Member states noted that:
“many national HIV prevention strategies inadequately focus on populations that epidemiological evidence shows are at higher risk, specifically men who have sex with men, people who inject drugs (IDUs) and sex workers, and further note, however, that each country should define the specific populations that are key to its epidemic and response, based on the epidemiological and national context.”

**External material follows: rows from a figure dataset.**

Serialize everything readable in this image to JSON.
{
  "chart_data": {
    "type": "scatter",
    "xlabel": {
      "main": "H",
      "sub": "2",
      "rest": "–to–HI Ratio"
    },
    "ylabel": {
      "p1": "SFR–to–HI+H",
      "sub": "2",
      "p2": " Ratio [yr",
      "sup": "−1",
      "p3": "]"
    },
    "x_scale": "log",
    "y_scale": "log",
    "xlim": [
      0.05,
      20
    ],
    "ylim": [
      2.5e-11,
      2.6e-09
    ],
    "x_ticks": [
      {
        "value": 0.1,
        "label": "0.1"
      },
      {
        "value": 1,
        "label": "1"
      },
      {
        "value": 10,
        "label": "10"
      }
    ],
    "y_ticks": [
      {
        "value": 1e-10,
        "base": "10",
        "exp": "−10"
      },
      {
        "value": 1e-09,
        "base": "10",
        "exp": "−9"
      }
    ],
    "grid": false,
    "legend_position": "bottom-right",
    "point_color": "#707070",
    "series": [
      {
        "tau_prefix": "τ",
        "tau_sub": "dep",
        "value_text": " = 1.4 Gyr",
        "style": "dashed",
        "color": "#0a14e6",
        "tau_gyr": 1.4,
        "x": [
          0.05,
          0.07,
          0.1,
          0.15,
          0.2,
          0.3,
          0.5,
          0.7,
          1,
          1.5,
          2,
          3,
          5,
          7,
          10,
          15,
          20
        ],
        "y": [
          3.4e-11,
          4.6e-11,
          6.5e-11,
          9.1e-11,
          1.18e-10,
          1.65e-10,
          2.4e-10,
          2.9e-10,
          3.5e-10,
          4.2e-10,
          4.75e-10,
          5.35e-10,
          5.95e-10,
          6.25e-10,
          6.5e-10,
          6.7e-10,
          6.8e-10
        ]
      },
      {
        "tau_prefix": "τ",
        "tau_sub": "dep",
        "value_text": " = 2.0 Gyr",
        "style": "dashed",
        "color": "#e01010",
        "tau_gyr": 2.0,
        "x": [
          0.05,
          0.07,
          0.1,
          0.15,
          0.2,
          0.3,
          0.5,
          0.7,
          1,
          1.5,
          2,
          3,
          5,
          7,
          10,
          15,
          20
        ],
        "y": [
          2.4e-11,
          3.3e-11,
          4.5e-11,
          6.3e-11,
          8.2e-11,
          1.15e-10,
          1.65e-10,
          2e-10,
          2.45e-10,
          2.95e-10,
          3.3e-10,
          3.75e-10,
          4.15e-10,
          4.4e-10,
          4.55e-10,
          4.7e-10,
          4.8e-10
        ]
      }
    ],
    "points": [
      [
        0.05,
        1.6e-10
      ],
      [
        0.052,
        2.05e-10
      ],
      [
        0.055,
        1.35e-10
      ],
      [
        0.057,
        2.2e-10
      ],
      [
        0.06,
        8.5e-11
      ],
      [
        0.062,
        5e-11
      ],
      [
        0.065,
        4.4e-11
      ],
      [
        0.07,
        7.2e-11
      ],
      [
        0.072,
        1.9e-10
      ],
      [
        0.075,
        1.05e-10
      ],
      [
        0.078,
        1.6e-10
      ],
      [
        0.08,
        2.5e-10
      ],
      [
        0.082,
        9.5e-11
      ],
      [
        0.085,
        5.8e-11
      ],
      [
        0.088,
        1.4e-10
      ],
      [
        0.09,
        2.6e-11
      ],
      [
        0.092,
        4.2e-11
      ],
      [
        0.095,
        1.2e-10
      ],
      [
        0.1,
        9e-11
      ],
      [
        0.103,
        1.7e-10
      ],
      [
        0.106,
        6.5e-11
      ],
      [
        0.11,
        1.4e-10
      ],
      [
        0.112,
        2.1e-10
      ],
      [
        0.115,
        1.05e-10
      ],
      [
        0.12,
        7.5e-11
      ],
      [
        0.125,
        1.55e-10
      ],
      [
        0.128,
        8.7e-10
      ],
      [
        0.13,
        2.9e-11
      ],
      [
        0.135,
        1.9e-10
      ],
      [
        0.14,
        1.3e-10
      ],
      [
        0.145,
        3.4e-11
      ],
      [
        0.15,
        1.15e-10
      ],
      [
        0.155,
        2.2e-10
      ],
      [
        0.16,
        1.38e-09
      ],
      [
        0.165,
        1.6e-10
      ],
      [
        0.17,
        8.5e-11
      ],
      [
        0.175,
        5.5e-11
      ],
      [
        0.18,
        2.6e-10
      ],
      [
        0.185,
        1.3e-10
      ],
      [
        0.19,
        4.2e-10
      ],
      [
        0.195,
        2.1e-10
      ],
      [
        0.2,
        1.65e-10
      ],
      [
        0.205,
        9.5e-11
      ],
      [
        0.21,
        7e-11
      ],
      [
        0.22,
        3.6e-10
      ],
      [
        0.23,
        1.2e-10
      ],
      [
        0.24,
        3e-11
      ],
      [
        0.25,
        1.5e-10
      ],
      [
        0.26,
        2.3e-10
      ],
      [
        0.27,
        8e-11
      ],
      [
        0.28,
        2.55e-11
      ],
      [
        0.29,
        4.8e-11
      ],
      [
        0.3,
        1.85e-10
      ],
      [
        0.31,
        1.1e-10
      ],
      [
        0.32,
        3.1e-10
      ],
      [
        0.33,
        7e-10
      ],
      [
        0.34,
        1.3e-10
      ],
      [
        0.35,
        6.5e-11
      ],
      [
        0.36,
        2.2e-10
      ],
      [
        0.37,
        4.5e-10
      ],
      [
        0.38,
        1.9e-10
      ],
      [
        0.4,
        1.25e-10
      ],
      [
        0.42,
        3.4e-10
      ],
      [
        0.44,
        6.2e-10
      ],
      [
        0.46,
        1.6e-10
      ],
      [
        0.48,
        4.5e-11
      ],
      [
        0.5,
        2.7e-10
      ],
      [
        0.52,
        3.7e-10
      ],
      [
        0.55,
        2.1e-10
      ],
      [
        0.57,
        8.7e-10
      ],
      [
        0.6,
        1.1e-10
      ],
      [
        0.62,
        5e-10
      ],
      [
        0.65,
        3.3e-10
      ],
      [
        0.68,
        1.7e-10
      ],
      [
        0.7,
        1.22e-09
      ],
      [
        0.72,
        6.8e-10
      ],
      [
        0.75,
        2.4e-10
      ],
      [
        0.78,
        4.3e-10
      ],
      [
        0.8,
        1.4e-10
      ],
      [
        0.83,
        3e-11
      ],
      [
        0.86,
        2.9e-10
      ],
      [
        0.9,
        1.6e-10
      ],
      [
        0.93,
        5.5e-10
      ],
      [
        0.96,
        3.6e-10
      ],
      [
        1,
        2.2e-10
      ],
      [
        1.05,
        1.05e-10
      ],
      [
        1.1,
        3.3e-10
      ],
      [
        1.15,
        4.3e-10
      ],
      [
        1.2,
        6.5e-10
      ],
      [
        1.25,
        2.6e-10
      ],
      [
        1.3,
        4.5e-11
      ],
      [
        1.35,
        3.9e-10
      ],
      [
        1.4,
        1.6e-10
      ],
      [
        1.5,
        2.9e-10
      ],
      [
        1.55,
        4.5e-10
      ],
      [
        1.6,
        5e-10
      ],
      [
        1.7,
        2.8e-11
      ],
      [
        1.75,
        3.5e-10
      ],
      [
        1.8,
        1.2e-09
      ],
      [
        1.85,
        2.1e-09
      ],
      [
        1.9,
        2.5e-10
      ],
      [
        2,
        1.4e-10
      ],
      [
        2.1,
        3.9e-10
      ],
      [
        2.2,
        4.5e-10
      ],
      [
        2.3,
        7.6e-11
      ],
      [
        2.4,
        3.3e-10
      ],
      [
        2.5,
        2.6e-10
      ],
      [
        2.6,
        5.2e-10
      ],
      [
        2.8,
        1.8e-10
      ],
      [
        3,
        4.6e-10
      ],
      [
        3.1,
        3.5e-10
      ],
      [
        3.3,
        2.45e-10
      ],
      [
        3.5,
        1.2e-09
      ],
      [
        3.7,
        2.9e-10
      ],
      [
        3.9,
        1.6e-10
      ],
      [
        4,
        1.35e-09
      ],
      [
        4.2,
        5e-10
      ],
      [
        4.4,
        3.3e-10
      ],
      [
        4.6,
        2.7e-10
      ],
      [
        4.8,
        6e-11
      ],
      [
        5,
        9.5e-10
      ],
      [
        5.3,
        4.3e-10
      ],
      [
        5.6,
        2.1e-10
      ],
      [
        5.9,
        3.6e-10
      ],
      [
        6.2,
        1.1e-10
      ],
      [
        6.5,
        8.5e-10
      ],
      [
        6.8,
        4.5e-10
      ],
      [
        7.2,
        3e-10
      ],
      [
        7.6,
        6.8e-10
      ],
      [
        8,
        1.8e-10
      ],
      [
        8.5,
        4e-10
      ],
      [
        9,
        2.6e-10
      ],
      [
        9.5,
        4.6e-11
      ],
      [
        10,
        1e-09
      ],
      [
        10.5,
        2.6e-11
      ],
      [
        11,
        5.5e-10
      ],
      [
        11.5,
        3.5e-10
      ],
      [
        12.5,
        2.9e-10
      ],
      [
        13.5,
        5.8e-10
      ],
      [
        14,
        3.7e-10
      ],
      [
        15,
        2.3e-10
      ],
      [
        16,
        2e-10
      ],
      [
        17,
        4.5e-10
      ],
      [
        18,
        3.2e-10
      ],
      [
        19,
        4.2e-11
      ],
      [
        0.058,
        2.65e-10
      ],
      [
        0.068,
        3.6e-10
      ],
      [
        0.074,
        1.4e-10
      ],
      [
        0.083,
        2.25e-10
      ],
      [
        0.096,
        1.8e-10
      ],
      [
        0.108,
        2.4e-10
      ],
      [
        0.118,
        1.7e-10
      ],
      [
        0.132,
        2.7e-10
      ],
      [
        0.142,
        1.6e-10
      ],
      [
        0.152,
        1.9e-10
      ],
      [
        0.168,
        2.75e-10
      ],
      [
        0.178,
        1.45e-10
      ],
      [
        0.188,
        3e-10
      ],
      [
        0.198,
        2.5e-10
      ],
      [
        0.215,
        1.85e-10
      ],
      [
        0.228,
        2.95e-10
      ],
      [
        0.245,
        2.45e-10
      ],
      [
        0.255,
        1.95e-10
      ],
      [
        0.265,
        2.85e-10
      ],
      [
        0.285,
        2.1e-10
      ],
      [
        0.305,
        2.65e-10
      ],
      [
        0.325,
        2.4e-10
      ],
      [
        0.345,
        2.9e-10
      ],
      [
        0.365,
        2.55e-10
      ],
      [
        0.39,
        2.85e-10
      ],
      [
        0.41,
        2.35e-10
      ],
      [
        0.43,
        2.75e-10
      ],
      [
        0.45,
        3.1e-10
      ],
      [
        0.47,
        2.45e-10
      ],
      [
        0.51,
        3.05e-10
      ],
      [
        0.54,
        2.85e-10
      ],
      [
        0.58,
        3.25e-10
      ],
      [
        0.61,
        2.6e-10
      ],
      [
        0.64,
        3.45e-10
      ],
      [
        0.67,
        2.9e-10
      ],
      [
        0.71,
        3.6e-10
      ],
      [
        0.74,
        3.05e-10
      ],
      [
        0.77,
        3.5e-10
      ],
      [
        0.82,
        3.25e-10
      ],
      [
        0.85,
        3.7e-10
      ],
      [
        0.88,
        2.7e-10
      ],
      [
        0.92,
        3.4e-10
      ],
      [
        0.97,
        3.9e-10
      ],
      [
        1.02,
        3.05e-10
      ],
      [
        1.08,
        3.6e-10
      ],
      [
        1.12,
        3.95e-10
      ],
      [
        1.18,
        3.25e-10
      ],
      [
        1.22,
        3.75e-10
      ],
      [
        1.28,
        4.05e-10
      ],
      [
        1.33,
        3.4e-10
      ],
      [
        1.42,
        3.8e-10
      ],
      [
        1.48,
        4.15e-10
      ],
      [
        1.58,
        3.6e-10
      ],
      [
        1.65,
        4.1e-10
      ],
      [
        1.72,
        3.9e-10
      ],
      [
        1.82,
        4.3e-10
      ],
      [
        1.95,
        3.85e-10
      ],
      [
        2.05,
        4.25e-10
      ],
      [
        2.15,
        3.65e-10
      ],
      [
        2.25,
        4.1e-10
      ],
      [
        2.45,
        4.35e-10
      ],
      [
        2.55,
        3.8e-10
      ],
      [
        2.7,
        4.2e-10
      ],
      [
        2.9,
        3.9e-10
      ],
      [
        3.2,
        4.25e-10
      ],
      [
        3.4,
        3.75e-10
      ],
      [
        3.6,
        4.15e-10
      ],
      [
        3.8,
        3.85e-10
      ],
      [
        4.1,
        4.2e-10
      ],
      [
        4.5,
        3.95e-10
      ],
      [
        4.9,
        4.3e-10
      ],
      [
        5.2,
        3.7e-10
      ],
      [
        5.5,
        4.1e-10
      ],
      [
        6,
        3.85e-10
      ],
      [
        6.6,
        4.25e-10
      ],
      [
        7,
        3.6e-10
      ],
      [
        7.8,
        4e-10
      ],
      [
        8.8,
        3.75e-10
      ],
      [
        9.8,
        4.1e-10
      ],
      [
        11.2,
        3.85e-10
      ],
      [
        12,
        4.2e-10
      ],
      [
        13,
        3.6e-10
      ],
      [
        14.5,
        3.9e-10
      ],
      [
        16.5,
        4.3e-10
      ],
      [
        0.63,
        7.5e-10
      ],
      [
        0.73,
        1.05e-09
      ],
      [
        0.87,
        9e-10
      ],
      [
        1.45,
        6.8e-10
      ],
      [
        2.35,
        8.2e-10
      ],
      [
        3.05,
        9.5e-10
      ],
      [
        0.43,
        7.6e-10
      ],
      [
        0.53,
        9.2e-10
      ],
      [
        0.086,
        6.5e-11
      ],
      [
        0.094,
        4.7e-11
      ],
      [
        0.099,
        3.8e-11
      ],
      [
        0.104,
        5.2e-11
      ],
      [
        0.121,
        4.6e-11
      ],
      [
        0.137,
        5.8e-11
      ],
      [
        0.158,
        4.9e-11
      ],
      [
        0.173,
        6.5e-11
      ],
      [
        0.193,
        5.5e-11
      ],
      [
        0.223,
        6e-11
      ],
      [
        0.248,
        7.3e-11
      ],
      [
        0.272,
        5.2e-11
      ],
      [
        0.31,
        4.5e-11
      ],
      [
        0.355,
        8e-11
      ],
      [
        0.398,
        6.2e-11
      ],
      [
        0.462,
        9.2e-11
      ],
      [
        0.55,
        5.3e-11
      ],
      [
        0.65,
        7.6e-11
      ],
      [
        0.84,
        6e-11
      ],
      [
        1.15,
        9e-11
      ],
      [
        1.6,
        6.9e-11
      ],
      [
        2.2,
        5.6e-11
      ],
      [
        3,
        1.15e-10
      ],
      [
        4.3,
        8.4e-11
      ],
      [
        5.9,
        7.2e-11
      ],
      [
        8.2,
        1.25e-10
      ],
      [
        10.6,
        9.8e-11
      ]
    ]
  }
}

Thanks, UN! You rather succinctly said something that we all know—tweakers and prostitutes get HIV. We get it!
Essentially, the body said, “You member states have problems. Fix them. How? Uh… you figure it out.”
If the UN had drawn attention to the budget cuts undermining prevention programs worldwide, we could have broadened the discussion far more effectively.
Also, the UN could have included guidance for coalition-building across national lines on this deadly issue. How are UN experts and American scientists assisting, for instance, in sub-Saharan Africa? What solutions can first-world nations give developing countries? HIV/AIDS will only be properly addressed when global solutions are found for this global problem.